C’est un pas dans la bonne direction pour contrer la désinformation. Fujifilm est loin d’être la première marque à se joindre à cette mission. Nikon, Canon et Leica, des géants de la photographie, font également partie de la C2PA, sans oublier les géants de la Tech comme OpenAI, Microsoft, Google et Adobe, qui en sont aussi membres.

La traçabilité des images n’est pas parfaite, mais elle agit comme un bouclier face à une volée de flèches qu’elle ne peut pas bloquer à elle seule. Andrew James Gentile fait remarquer que beaucoup d’images ne sont pas créées avec un appareil photo traditionnel aujourd’hui. En s’inspirant de la citation du photographe Chase Jarvis, il rappelle que « l’appareil photo qui est le plus important, c’est celui qui est sur soi, et souvent, c’est un téléphone ». De nombreuses images sont capturées avec un cellulaire, même certaines publiées dans des médias traditionnels, souvent pour la vidéo et les publications destinées aux réseaux sociaux. L’enseignant rappelle que « la photographie mobile est beaucoup affectée par l’intelligence artificielle », et que les appareils cellulaires traitent leurs images en grande partie en temps réel. « Juste le fait d’avoir un fond flou [sur une photo de type portait], un téléphone ne peut pas le produire [seul] parce qu’il voit à l’infini. Donc techniquement, c’est un traitement que l’ordinateur du téléphone applique tout seul », ajoute-t-il.

Pour lui, la traçabilité des images n’aura pas un grand impact tant qu’elle ne sera pas également  intégrée en tant que fonctionnalité dans les téléphones Android et d’Apple.

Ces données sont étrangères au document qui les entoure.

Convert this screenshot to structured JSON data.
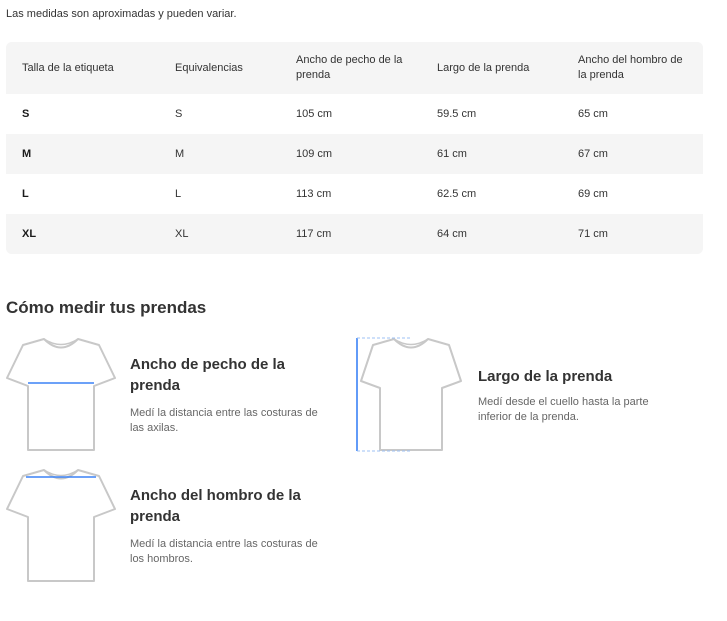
{
  "note": "Las medidas son aproximadas y pueden variar.",
  "table": {
    "headers": [
      "Talla de la etiqueta",
      "Equivalencias",
      "Ancho de pecho de la prenda",
      "Largo de la prenda",
      "Ancho del hombro de la prenda"
    ],
    "rows": [
      [
        "S",
        "S",
        "105 cm",
        "59.5 cm",
        "65 cm"
      ],
      [
        "M",
        "M",
        "109 cm",
        "61 cm",
        "67 cm"
      ],
      [
        "L",
        "L",
        "113 cm",
        "62.5 cm",
        "69 cm"
      ],
      [
        "XL",
        "XL",
        "117 cm",
        "64 cm",
        "71 cm"
      ]
    ]
  },
  "guide": {
    "title": "Cómo medir tus prendas",
    "items": [
      {
        "title": "Ancho de pecho de la prenda",
        "description": "Medí la distancia entre las costuras de las axilas.",
        "icon": "tshirt-chest-icon"
      },
      {
        "title": "Largo de la prenda",
        "description": "Medí desde el cuello hasta la parte inferior de la prenda.",
        "icon": "tshirt-length-icon"
      },
      {
        "title": "Ancho del hombro de la prenda",
        "description": "Medí la distancia entre las costuras de los hombros.",
        "icon": "tshirt-shoulder-icon"
      }
    ]
  },
  "colors": {
    "table_background": "#f5f5f5",
    "measure_line": "#3b82f6",
    "shirt_outline": "#c8c8c8"
  }
}
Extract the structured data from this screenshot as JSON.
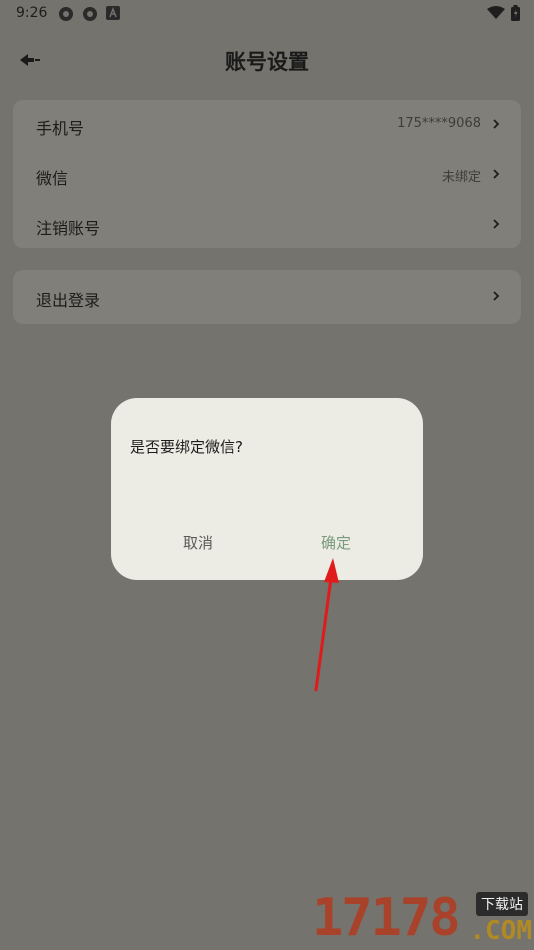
{
  "status_bar": {
    "time": "9:26",
    "icons": [
      "app-icon",
      "app-icon",
      "a-icon"
    ],
    "right_icons": [
      "wifi-icon",
      "battery-icon"
    ]
  },
  "header": {
    "title": "账号设置",
    "back_icon": "back-arrow-icon"
  },
  "account_list": [
    {
      "label": "手机号",
      "value": "175****9068"
    },
    {
      "label": "微信",
      "value": "未绑定"
    },
    {
      "label": "注销账号",
      "value": ""
    }
  ],
  "logout": {
    "label": "退出登录"
  },
  "dialog": {
    "message": "是否要绑定微信?",
    "cancel_label": "取消",
    "confirm_label": "确定"
  },
  "annotation": {
    "color": "#e01b1b"
  },
  "watermark": {
    "numbers": "17178",
    "badge": "下载站",
    "domain": ".COM"
  },
  "colors": {
    "background": "#74736d",
    "card": "#807f79",
    "dialog": "#ecebe4",
    "confirm_text": "#7a9a7c"
  }
}
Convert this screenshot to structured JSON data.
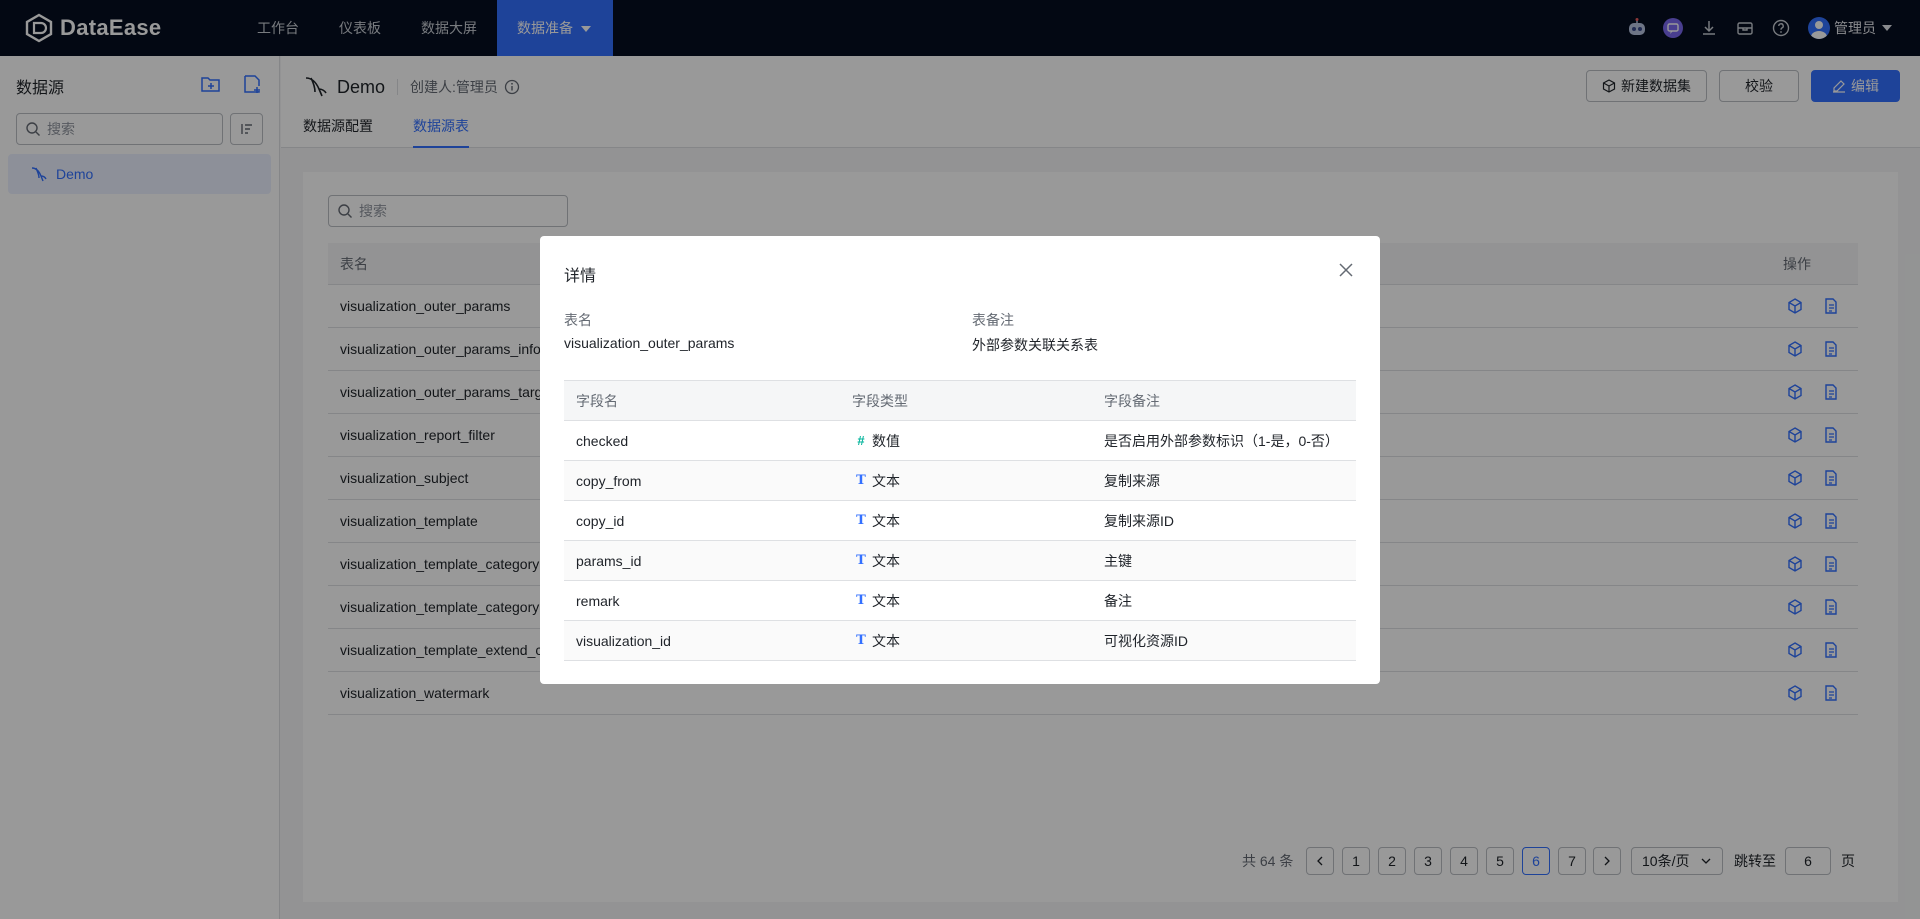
{
  "nav": {
    "logo": "DataEase",
    "menu": [
      "工作台",
      "仪表板",
      "数据大屏",
      "数据准备"
    ],
    "user": "管理员"
  },
  "sidebar": {
    "title": "数据源",
    "search_placeholder": "搜索",
    "items": [
      {
        "label": "Demo"
      }
    ]
  },
  "header": {
    "ds_name": "Demo",
    "creator": "创建人:管理员",
    "tabs": [
      "数据源配置",
      "数据源表"
    ],
    "buttons": {
      "new_dataset": "新建数据集",
      "validate": "校验",
      "edit": "编辑"
    }
  },
  "table": {
    "search_placeholder": "搜索",
    "col_name": "表名",
    "col_ops": "操作",
    "rows": [
      "visualization_outer_params",
      "visualization_outer_params_info",
      "visualization_outer_params_targ",
      "visualization_report_filter",
      "visualization_subject",
      "visualization_template",
      "visualization_template_category",
      "visualization_template_category",
      "visualization_template_extend_c",
      "visualization_watermark"
    ]
  },
  "pagination": {
    "total": "共 64 条",
    "pages": [
      "1",
      "2",
      "3",
      "4",
      "5",
      "6",
      "7"
    ],
    "current": "6",
    "page_size": "10条/页",
    "jump_label": "跳转至",
    "jump_value": "6",
    "jump_unit": "页"
  },
  "modal": {
    "title": "详情",
    "table_name_label": "表名",
    "table_name": "visualization_outer_params",
    "remark_label": "表备注",
    "remark": "外部参数关联关系表",
    "columns": {
      "name": "字段名",
      "type": "字段类型",
      "remark": "字段备注"
    },
    "fields": [
      {
        "name": "checked",
        "type": "数值",
        "type_icon": "#",
        "remark": "是否启用外部参数标识（1-是，0-否）"
      },
      {
        "name": "copy_from",
        "type": "文本",
        "type_icon": "T",
        "remark": "复制来源"
      },
      {
        "name": "copy_id",
        "type": "文本",
        "type_icon": "T",
        "remark": "复制来源ID"
      },
      {
        "name": "params_id",
        "type": "文本",
        "type_icon": "T",
        "remark": "主键"
      },
      {
        "name": "remark",
        "type": "文本",
        "type_icon": "T",
        "remark": "备注"
      },
      {
        "name": "visualization_id",
        "type": "文本",
        "type_icon": "T",
        "remark": "可视化资源ID"
      }
    ]
  },
  "colors": {
    "primary": "#3370ff",
    "nav_bg": "#050e21",
    "number_type": "#04b49c"
  }
}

De plus, les boitiers qui possèdent cette fonctionnalité en ce moment ne sont pas des appareils d’entrée de gamme, mais plutôt destinés aux photographes professionnels, dont la valeur oscille entre 5 000 et 15 000 $. Les amateurs de photographie qui veulent avoir accès à cette technologie devront attendre encore un moment. Enfin, comme la CAI le mentionne sur son site web, « bien que les informations d’identification de contenu dans les métadonnées d’un fichier ne peuvent pas être falsifiées sans détection, les métadonnées de toute nature peuvent être supprimées délibérément ou accidentellement ». Les méthodes d’authentification pourraient donc être contournées.

Selon l’expert, la traçabilité des images aidera à combattre les fausses nouvelles, mais il faudra avant tout que la société soit ouverte à faire l’exercice de se questionner sur les images qu’elle voit, pour que l’outil ait un réel impact. Les photographes et internautes possèdent une arme de plus pour combattre les fausses nouvelles, il reste donc à voir s’ils l’utiliseront.